Three Layers of a Socratic AI

In FireFly, the “AI Tutor” isn’t just one prompt. It is three distinct layers working together.

1. The Knowledge Layer (BKT)

Before the AI says a word, the system checks the student’s current mastery using Bayesian Knowledge Tracing (BKT). If the system knows the student is 90% likely to understand loops but only 10% likely to understand nested loops, it passes that context to the LLM.

The prompt becomes: “The student understands X, but is struggling with Y. Ask a question that bridges the gap.”

2. The Socratic Constraint

The core prompt for the FireFly tutor is built around strict negative constraints:

NEVER provide the full solution.
NEVER point out the exact line of the error.
ALWAYS ask a leading question.
ALWAYS validate the student’s process, not just their output.

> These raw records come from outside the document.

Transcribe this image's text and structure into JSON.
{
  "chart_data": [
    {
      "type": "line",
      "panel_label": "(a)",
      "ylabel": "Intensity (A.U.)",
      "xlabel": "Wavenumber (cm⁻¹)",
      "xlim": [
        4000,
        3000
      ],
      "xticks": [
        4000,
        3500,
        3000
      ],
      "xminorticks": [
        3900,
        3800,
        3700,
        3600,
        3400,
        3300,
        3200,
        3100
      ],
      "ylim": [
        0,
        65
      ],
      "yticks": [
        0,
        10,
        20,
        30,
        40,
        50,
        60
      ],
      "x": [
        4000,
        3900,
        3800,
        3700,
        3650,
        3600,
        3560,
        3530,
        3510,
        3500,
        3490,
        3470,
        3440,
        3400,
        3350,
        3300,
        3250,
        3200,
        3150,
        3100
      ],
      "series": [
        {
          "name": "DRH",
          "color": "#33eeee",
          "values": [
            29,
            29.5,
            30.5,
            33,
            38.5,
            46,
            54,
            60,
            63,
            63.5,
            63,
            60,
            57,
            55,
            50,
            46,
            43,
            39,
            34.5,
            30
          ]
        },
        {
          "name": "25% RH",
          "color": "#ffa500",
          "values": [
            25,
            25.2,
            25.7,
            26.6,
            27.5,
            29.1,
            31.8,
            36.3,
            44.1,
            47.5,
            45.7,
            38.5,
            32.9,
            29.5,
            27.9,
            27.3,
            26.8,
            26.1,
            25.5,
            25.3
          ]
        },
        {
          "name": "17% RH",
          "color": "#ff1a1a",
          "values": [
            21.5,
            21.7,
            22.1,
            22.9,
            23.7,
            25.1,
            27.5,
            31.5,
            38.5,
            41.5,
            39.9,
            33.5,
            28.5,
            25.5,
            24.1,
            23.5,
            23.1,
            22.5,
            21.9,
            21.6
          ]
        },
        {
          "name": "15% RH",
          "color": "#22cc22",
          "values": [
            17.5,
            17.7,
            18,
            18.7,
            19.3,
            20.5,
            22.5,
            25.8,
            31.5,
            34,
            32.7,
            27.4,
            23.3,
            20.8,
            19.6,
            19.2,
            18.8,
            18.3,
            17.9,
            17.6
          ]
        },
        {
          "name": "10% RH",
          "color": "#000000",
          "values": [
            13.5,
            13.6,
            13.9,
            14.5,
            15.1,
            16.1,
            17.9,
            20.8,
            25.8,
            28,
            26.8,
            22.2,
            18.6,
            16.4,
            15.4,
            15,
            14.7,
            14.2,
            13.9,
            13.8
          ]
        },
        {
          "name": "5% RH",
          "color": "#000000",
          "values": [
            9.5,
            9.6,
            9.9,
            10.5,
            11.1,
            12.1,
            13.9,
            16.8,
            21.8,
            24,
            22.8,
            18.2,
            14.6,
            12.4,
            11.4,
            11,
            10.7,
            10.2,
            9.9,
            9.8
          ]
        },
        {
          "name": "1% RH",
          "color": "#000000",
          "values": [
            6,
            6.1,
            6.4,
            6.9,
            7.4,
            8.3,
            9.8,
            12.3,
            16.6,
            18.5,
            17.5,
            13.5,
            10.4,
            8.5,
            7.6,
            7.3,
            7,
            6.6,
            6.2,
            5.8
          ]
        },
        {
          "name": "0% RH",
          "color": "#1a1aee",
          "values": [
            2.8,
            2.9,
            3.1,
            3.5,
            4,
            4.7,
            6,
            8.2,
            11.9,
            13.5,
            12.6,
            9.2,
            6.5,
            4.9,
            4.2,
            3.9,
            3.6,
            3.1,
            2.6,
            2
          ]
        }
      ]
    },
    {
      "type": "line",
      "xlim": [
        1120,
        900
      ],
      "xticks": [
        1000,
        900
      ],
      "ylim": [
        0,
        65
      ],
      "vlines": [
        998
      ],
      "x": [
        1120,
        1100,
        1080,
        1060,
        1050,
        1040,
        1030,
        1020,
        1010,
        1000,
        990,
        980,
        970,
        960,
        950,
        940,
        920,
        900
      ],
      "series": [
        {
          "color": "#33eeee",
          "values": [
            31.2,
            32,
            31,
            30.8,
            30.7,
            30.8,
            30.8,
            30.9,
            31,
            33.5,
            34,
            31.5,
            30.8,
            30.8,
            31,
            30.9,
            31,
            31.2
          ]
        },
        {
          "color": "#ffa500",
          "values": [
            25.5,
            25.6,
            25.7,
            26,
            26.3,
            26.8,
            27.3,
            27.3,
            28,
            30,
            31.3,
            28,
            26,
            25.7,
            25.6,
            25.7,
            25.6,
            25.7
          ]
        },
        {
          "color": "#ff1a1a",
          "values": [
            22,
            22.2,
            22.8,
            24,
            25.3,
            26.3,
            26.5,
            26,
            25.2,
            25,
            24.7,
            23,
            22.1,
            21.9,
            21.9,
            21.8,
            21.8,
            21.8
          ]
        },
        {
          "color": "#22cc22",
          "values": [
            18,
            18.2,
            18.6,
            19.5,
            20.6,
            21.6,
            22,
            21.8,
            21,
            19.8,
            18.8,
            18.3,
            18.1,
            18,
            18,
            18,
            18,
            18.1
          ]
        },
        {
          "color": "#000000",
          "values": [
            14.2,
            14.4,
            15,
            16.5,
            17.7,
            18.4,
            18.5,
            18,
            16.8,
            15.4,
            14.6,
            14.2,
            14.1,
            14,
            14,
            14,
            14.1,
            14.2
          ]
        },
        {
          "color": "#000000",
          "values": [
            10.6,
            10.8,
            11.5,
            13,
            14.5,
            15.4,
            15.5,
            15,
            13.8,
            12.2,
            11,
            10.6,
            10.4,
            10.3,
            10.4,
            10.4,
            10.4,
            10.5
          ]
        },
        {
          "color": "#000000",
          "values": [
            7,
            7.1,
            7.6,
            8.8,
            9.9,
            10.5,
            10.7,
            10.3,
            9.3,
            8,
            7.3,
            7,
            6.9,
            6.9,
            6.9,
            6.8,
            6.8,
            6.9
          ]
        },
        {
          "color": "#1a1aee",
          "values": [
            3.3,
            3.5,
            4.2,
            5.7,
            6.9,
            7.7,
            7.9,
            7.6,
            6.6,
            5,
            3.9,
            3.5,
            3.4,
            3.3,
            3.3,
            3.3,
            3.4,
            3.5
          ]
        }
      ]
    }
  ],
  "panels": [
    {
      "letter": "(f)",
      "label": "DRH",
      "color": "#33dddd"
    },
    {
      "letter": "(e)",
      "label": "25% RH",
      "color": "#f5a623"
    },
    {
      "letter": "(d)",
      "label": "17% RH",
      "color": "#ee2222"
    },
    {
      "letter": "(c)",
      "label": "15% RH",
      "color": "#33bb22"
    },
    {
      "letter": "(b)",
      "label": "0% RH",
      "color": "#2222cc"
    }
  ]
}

If the student is stuck on a syntax error, the AI might say: “I see you’re trying to repeat a block of code. Have you looked at where your curly braces are starting and ending?”

3. The Age-Adapted Tone

Teaching a 7-year-old is different from teaching a 15-year-old. FireFly uses different “personas” depending on the user’s profile. For younger kids, the tone is more encouraging and uses metaphors (like “the computer is a very literal robot”). For older students, the tone is more technical and precise.

Dealing with the “Just Tell Me” Frustration

One of the biggest challenges in Socratic teaching is student frustration. When an AI keeps asking questions instead of giving answers, some students will just keep asking “Just tell me the answer.”

To handle this, FireFly has a “Frustration Fuse.” If the student asks for the answer three times in a row, the AI is allowed to provide a hint that is slightly more direct, or it can offer to “reset” the problem to an easier version. This keeps the student engaged without breaking the pedagogical goal.

Why This Matters

We are entering an era where AI-powered personalized learning will be the norm. But if we just build “answer machines,” we are doing a disservice to the next generation of learners.

Building FireFly taught me that the most powerful use of AI in education isn’t knowing everything. It’s being a patient, persistent, and occasionally annoying mentor who refuses to let the student take the easy way out.